Eğitime ayrılan kaynakların GSYH içindeki payı 2024 yılında %3,9, 2025’te ise %3,5 olurken; merkezi yönetim bütçesi içindeki payı ise 2024’te %14,6, 2025’te %14,8 oldu.
HANGİ ÖNERİLER YER ALDI?
Raporda, 2026 Merkezi Yönetim Bütçe kapsamında yürütülen çalışmalara katkı sunmak üzere temel öneriler şöyle özetleniyor:
Uluslararası eşik değerlere ulaşmak için eğitime ayrılan kamu kaynaklarının miktarında uzun vadeli ve istikrarlı artış sağlanmalı.
Beslenme, ulaşım, barınma, burs gibi desteklerle hanehalkının üzerindeki yük azaltılmalı.
Eğitimin niteliği, okulların afet ve krizlere dayanıklılığı, dijital ve fiziksel altyapı yatırımları için sermaye harcamaları artırılmalı.
Başta dezavantajlı çocukların akranlarıyla eşit koşullarda eğitime başlamaları için kritik olan okulöncesi eğitim zorunlu olmalı ve yaygınlaştırılması için yeterli kaynak ayrılmalı.

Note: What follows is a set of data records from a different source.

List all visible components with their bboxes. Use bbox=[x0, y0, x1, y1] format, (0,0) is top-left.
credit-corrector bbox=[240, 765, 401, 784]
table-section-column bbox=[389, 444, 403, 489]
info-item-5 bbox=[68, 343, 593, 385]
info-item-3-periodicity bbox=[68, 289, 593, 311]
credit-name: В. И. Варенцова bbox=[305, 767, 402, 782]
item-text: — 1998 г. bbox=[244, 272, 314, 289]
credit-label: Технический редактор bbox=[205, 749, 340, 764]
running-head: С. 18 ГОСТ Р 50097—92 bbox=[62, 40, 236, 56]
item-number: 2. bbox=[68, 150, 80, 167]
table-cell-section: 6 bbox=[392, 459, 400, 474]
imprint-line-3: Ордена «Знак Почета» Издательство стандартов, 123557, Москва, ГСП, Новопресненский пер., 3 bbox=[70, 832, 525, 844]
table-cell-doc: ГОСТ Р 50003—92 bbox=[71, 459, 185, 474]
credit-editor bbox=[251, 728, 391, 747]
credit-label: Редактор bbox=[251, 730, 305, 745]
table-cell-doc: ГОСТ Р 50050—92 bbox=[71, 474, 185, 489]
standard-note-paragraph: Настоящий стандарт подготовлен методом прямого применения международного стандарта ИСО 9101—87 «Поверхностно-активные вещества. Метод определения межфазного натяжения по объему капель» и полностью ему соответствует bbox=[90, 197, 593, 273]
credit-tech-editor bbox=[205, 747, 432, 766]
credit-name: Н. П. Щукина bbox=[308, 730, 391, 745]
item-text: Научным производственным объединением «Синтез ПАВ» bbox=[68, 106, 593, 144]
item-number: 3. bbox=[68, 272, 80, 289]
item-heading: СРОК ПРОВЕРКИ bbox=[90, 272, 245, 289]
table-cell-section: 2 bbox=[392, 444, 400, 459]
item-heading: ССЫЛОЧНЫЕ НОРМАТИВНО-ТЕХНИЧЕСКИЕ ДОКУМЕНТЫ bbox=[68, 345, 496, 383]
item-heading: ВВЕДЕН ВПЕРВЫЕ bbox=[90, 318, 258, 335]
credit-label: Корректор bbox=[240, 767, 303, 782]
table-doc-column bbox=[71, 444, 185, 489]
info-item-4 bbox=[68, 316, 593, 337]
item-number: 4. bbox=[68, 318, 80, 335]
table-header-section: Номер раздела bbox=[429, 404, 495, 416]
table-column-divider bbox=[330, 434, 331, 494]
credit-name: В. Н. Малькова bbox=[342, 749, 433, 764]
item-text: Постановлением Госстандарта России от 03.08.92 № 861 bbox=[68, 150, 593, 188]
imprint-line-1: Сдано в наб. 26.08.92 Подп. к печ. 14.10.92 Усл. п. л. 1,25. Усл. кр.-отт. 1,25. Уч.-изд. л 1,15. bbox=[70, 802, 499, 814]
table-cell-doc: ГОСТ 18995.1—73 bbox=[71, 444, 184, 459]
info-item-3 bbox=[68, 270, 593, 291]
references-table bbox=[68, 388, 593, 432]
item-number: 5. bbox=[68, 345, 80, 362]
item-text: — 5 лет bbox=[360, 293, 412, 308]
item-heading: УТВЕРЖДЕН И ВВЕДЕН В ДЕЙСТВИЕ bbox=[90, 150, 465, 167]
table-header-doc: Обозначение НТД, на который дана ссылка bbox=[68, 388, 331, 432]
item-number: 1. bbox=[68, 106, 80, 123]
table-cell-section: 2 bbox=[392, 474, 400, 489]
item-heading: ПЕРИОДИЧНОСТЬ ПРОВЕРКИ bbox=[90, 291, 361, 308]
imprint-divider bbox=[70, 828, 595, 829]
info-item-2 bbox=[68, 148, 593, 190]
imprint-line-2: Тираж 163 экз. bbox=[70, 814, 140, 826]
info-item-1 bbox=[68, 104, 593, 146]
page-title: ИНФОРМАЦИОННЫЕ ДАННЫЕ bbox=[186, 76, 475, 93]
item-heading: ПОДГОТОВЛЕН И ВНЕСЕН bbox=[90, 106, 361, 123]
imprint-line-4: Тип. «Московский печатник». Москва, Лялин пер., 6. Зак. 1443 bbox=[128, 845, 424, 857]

Maliyet-etkili “Akıllı Yatırımlar” önceliklendirilmeli. Orta Vadeli Program (2026-2028) hedefleri doğrultusunda kaynak planlaması yapılmalı.
Katılımcı ve şeffaf bütçe yaklaşımı benimsenmeli, bütçe teklifleri ve harcamalar düzey, tür ve coğrafya bazında açık veri olarak yayımlanmalıdır.